Вздрогнув от неожиданности и чувствуя, что краска бросилась мне в лицо, я отворил дверь и увидел невысокого худощавого человека, с редкими, зачесанными назад волосами, в поношенном сюртуке, в общем — вида совершенно непримечательного, таких в толпе, как говорится, тринадцать на дюжину. Удивительно, но это именно он оказался обладателем звучного, чуть ли не оперного, баритона. За плечом его маячил письмоводитель, очевидно, указывавший ему дорогу. Отрекомендовался посетитель так:

— Позвольте представиться, Барков Сила Емельяныч.

Слегка склонив голову и прищелкнув каблуками, он выжидательно глянул на меня, полагая, видно, что его полное имя избавляет от необходимости назвать свою должность. Я смешался: первая мысль, пришедшая мне в голову, была о том, что это меня пришли арестовывать. Руки мои предательски задрожали, и я не посмел обменяться рукопожатием с визитером.

Пауза тянулась. Письмоводитель незаметно покинул нашу компанию, сочтя свою миссию выполненной. Я обнаружил, что Сила Емельяныч весьма дружелюбно на меня поглядывает. Руки он заложил за спину, видимо, почувствовав мое нежелание здороваться за руку, и слегка покачивался с каблука на носок. Наконец, понимая, что молчать дольше неприлично, я выдавил:

— Прошу пройти, — и сам удивился, как тихо и хрипло звучал мой голос.

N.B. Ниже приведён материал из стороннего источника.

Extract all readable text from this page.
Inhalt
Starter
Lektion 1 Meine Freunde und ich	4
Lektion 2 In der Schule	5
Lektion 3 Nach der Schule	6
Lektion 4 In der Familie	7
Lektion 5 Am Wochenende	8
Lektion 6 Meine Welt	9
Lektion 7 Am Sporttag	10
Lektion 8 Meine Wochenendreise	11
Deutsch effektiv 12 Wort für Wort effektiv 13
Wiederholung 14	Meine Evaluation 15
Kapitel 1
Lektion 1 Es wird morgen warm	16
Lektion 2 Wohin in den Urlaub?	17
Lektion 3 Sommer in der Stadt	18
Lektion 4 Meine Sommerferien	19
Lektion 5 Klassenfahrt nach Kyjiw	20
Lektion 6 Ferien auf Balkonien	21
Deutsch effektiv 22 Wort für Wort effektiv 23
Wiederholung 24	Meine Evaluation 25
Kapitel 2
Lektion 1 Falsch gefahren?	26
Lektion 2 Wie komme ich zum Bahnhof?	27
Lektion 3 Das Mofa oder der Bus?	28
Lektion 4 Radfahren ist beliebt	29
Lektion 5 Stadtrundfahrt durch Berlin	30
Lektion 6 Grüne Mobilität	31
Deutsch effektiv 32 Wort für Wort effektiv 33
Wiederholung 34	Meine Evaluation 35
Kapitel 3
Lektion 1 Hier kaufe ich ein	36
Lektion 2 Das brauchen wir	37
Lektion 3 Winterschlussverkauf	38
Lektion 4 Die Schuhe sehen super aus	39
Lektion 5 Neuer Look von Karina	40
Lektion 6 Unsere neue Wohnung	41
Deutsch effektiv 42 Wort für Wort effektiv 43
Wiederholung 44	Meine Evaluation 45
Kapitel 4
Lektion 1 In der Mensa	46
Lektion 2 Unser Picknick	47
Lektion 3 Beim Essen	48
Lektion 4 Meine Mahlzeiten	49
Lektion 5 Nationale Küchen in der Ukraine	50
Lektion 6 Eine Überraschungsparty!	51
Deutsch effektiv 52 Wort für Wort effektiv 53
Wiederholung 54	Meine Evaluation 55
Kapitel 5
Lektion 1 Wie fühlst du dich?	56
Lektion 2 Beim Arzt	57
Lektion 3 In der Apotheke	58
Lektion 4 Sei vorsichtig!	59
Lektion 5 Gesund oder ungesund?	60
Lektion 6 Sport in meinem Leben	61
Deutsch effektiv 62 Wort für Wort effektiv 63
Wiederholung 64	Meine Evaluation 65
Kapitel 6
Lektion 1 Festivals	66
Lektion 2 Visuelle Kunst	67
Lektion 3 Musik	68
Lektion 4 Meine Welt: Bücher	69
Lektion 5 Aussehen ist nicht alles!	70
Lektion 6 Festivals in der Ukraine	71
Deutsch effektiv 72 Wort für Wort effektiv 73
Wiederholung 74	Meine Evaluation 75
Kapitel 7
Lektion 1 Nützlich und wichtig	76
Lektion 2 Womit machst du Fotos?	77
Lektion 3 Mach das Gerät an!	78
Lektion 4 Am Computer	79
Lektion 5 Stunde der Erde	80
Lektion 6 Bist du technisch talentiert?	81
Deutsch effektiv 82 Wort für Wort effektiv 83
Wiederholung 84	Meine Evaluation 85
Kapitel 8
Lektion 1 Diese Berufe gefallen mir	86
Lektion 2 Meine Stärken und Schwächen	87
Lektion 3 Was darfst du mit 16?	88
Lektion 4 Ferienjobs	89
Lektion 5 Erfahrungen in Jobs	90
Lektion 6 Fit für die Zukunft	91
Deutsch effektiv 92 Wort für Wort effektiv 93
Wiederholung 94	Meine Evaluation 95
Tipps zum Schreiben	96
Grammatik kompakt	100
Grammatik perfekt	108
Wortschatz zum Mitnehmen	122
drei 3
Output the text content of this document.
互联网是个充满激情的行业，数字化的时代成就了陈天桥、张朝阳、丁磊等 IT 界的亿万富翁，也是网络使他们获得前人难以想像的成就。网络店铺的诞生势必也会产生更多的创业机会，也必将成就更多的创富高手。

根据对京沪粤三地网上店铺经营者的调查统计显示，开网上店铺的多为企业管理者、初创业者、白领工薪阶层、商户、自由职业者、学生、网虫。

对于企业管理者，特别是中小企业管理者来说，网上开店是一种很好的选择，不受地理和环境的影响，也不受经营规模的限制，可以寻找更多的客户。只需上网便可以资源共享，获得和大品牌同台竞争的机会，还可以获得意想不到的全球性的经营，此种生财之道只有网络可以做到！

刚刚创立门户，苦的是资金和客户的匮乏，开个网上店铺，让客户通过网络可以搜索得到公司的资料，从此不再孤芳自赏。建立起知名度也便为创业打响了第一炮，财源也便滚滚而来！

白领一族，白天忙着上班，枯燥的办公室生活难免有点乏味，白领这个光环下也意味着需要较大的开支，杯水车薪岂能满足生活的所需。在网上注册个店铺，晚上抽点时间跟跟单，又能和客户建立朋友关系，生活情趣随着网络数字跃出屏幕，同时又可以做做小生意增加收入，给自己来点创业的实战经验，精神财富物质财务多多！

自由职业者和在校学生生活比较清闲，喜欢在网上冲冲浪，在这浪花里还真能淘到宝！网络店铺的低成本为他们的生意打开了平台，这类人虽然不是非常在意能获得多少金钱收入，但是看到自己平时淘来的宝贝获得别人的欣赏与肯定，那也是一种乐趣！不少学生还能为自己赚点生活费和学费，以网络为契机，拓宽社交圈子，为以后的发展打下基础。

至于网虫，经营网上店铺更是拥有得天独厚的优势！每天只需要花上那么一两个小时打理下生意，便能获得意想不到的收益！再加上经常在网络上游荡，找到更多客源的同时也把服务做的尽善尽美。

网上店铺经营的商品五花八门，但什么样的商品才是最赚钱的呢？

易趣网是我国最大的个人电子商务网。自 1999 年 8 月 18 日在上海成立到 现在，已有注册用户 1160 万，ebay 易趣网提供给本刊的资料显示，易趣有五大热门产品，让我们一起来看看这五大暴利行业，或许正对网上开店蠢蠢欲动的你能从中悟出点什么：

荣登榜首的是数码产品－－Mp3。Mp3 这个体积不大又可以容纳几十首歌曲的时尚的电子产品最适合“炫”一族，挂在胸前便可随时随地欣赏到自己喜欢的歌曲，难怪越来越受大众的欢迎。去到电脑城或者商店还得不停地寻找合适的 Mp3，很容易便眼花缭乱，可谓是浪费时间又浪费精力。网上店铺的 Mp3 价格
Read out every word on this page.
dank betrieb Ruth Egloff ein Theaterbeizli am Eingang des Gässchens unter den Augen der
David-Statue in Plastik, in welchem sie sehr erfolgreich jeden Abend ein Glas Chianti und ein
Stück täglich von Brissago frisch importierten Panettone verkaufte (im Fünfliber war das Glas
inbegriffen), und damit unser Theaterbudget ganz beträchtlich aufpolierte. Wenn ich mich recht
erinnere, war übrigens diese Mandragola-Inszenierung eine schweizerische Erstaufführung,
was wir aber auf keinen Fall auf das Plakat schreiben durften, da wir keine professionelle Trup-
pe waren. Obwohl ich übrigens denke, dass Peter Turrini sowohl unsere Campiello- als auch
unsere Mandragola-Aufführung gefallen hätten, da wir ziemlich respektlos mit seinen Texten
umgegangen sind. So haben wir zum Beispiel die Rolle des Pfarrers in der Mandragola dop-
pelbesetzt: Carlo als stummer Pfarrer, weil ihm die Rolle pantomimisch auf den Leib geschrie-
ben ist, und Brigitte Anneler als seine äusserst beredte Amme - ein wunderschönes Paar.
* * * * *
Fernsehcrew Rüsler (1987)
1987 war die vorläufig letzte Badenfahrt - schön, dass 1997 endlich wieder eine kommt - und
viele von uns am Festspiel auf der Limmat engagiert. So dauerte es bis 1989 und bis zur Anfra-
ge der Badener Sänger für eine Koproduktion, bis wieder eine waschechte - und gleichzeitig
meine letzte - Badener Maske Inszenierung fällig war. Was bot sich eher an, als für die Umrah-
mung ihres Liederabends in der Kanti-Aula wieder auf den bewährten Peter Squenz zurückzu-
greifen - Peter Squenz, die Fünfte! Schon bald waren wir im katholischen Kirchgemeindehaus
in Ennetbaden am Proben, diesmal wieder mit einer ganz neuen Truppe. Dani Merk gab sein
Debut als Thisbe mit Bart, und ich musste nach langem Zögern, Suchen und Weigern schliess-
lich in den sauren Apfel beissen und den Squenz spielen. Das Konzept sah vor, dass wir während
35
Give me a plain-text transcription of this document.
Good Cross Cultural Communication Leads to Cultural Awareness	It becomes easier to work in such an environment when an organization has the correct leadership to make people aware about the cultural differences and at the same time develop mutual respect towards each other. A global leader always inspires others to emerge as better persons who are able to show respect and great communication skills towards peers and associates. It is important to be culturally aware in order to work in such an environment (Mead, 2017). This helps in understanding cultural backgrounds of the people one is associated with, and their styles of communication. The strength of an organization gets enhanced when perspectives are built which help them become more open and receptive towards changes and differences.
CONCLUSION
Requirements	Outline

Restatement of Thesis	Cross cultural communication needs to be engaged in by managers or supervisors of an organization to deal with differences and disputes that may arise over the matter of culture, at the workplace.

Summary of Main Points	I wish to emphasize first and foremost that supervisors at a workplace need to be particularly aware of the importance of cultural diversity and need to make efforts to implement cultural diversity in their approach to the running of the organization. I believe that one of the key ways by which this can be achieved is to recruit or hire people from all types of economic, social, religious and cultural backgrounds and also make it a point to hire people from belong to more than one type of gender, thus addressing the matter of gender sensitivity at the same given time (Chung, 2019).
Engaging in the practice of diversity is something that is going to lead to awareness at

Посторонившись, я дал войти посетителю — видимо, какому-то невысокому полицейскому чину, но он качнулся на каблуках и отрицательно повернул голову, оставшись у порога. Сбоку он вдруг показался мне похожим на большую умную птицу — крупный нос с горбинкой и темные блестящие глаза сообщали ему это сходство. Неловкость моя усилилась. Визитер же продолжал меня разглядывать исподтишка, а я — его. Между прочим, я заметил, что штиблеты у него запыленные, стоптанные с наружных краев; значит, косолапит при ходьбе, да и ходить приходится много. Точно, невелика птица; не выше полицейского надзирателя, вероятно. Коллежский регистратор, прапорщик с годовым жалованьем в четыре сотни рублей, а лет ему меж тем немало…

— Собирайтесь, господин хороший, — ласково промолвил он, и сердце мое резко ухнуло вниз. Значит, арест. Но почему он один? Без полицейских? Разве так арестовывают?

— Куда? — спросил я внезапно охрипшим голосом и прокашлялся, скрывая смущение. Визитер мой коротко рассмеялся.

— А в управление, — ласково сказал он. — Есть задержанный мазурик, вас только дожидаемся. Допросить его надобно.

Значит, ко мне обратились, как к следователю, исправляющему необходимые действия по уголовному делу; слава тебе, господи! Оборотившись к посетителю спиной, чтобы не возбудить лишних вопросов своей глупой улыбкой, которая помимо воли расплылась на лице, я стал без нужды перебирать бумаги на столе, делая вид, что ищу нужные для дела документы.

— Откуда задержанный? — спросил я, не оборачиваясь. — При каких обстоятельствах пойман? Кто таков?

Полицейский терпеливо стоял у двери, поскрипывая штиблетами.

— Мазурик, — неопределенно повторил он. — Маруха сдала. Остремился, веснухи с лопаткой у талыгая выначил, да и…

Я в недоумении от странных слов обернулся к нему, и он осекся.

— Ах да, господин следователь, непонятно говорю, да? Музыку не знаете еще?

— Музыку? — переспросил я, с тем же ударением на втором слоге, что употребил и мой странный визитер.

Выражение лица у меня было, вероятно, преглупое. Интересно, при чем тут музыка?

— Языка петербургских мошенников не слыхали еще? Ну, простите. По привычке я. Женщина его сдала. Он военного обокрал, часы золотые взял с бумажником. Мы его проверили — а он в лаванде, да и бирка не чиста… Ну, простите, — он усмехнулся. — Значит, паспорт у него фальшивый, вот и скрывается он. И при том в кабаке гулял, женщину снял на ночь, а на руке под одеждой у него метка, порез. Женщина наша была, агент.

— Вот как? Порез?

— Точно так, — Сила Емельяныч кивнул и качнулся с носка на пятку. Вынув правую руку из-за спины, он посмотрел на ладонь. — Мы же ищем мазуриков пораненных. А у него метка резаная того же времени, что и происшествие у барона в доме. Так что, поехали?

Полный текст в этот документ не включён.